The Tides tug at Artie, pulling him into the kelp. He thrashes, fighting them, and they let him go and start to swim away, the one with the tail glancing back to see if Artie’s following.

He isn’t. Not yet. He’s staring at me. He’s waiting.

And then Yrene is next to me, her spent harpoon gun holstered at her hip, her hand on my wrist gentler than it was when she shoved me into the decompression chamber. I look at her and because of her mods I can see her whole face, unobscured by a diving mask or goggles. Her eyes are bright and urgent and sadder than I’ve ever seen her.

She lets go of my wrist and signs to me, fast in spite of the drag of the water. Are you leaving?
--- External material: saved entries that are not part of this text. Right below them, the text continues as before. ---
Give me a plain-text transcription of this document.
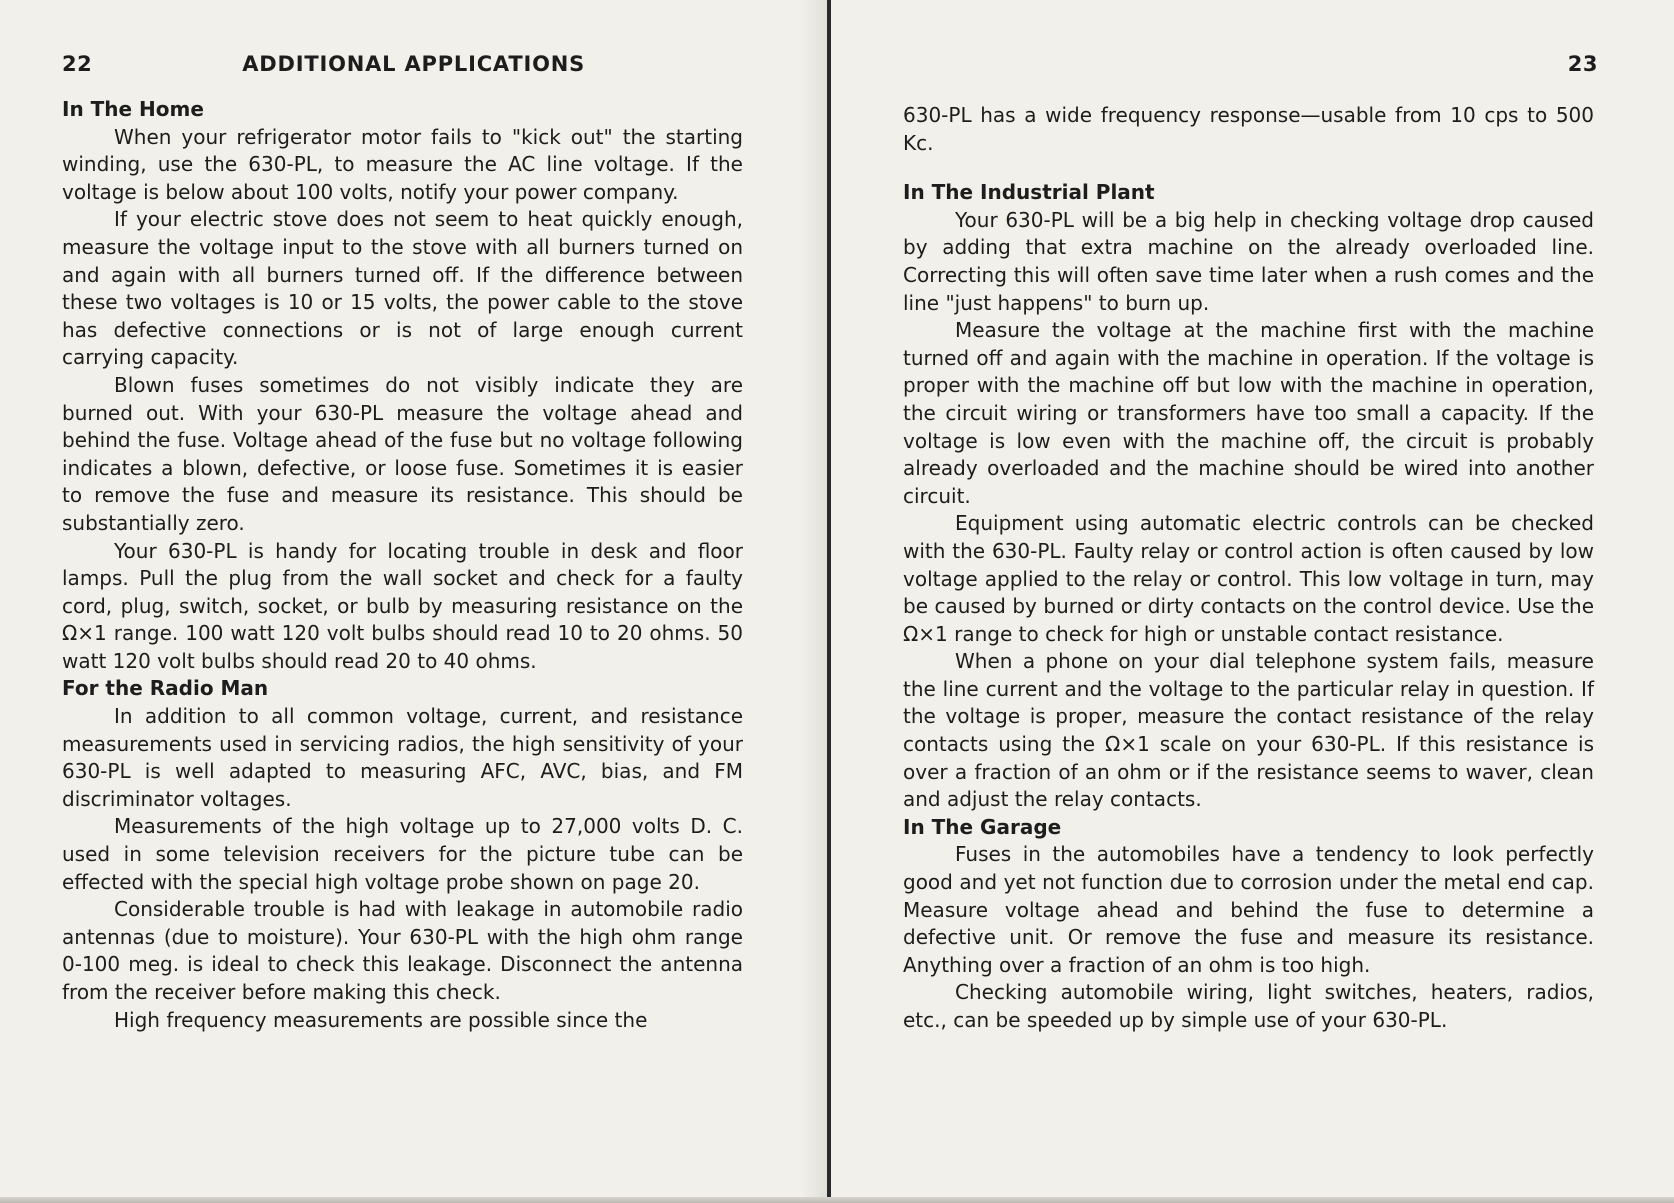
22	ADDITIONAL APPLICATIONS
In The Home

When your refrigerator motor fails to "kick out" the starting winding, use the 630-PL, to measure the AC line voltage. If the voltage is below about 100 volts, notify your power company.

If your electric stove does not seem to heat quickly enough, measure the voltage input to the stove with all burners turned on and again with all burners turned off. If the difference between these two voltages is 10 or 15 volts, the power cable to the stove has defective connections or is not of large enough current carrying capacity.

Blown fuses sometimes do not visibly indicate they are burned out. With your 630-PL measure the voltage ahead and behind the fuse. Voltage ahead of the fuse but no voltage following indicates a blown, defective, or loose fuse. Sometimes it is easier to remove the fuse and measure its resistance. This should be substantially zero.

Your 630-PL is handy for locating trouble in desk and floor lamps. Pull the plug from the wall socket and check for a faulty cord, plug, switch, socket, or bulb by measuring resistance on the Ω×1 range. 100 watt 120 volt bulbs should read 10 to 20 ohms. 50 watt 120 volt bulbs should read 20 to 40 ohms.

For the Radio Man

In addition to all common voltage, current, and resistance measurements used in servicing radios, the high sensitivity of your 630-PL is well adapted to measuring AFC, AVC, bias, and FM discriminator voltages.

Measurements of the high voltage up to 27,000 volts D. C. used in some television receivers for the picture tube can be effected with the special high voltage probe shown on page 20.

Considerable trouble is had with leakage in automobile radio antennas (due to moisture). Your 630-PL with the high ohm range 0-100 meg. is ideal to check this leakage. Disconnect the antenna from the receiver before making this check.

High frequency measurements are possible since the

23

630-PL has a wide frequency response—usable from 10 cps to 500 Kc.

In The Industrial Plant

Your 630-PL will be a big help in checking voltage drop caused by adding that extra machine on the already overloaded line. Correcting this will often save time later when a rush comes and the line "just happens" to burn up.

Measure the voltage at the machine first with the machine turned off and again with the machine in operation. If the voltage is proper with the machine off but low with the machine in operation, the circuit wiring or transformers have too small a capacity. If the voltage is low even with the machine off, the circuit is probably already overloaded and the machine should be wired into another circuit.

Equipment using automatic electric controls can be checked with the 630-PL. Faulty relay or control action is often caused by low voltage applied to the relay or control. This low voltage in turn, may be caused by burned or dirty contacts on the control device. Use the Ω×1 range to check for high or unstable contact resistance.

When a phone on your dial telephone system fails, measure the line current and the voltage to the particular relay in question. If the voltage is proper, measure the contact resistance of the relay contacts using the Ω×1 scale on your 630-PL. If this resistance is over a fraction of an ohm or if the resistance seems to waver, clean and adjust the relay contacts.

In The Garage

Fuses in the automobiles have a tendency to look perfectly good and yet not function due to corrosion under the metal end cap. Measure voltage ahead and behind the fuse to determine a defective unit. Or remove the fuse and measure its resistance. Anything over a fraction of an ohm is too high.

Checking automobile wiring, light switches, heaters, radios, etc., can be speeded up by simple use of your 630-PL.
I sign back with both of my hands, slow and clumsy. I don’t know.

She stares at me for a moment longer, nodding slowly even though I haven’t given her anything to agree with. Then she draws her harpoon gun, presses it into my hands, and swims past me. She doesn’t look back. She just vanishes into the kelp forest, after my best friend and the people he’s decided to follow. The weight of the harpoon gun in my hands makes me certain neither of them are planning to come back.

The ocean presses in around me on all sides, holding me together.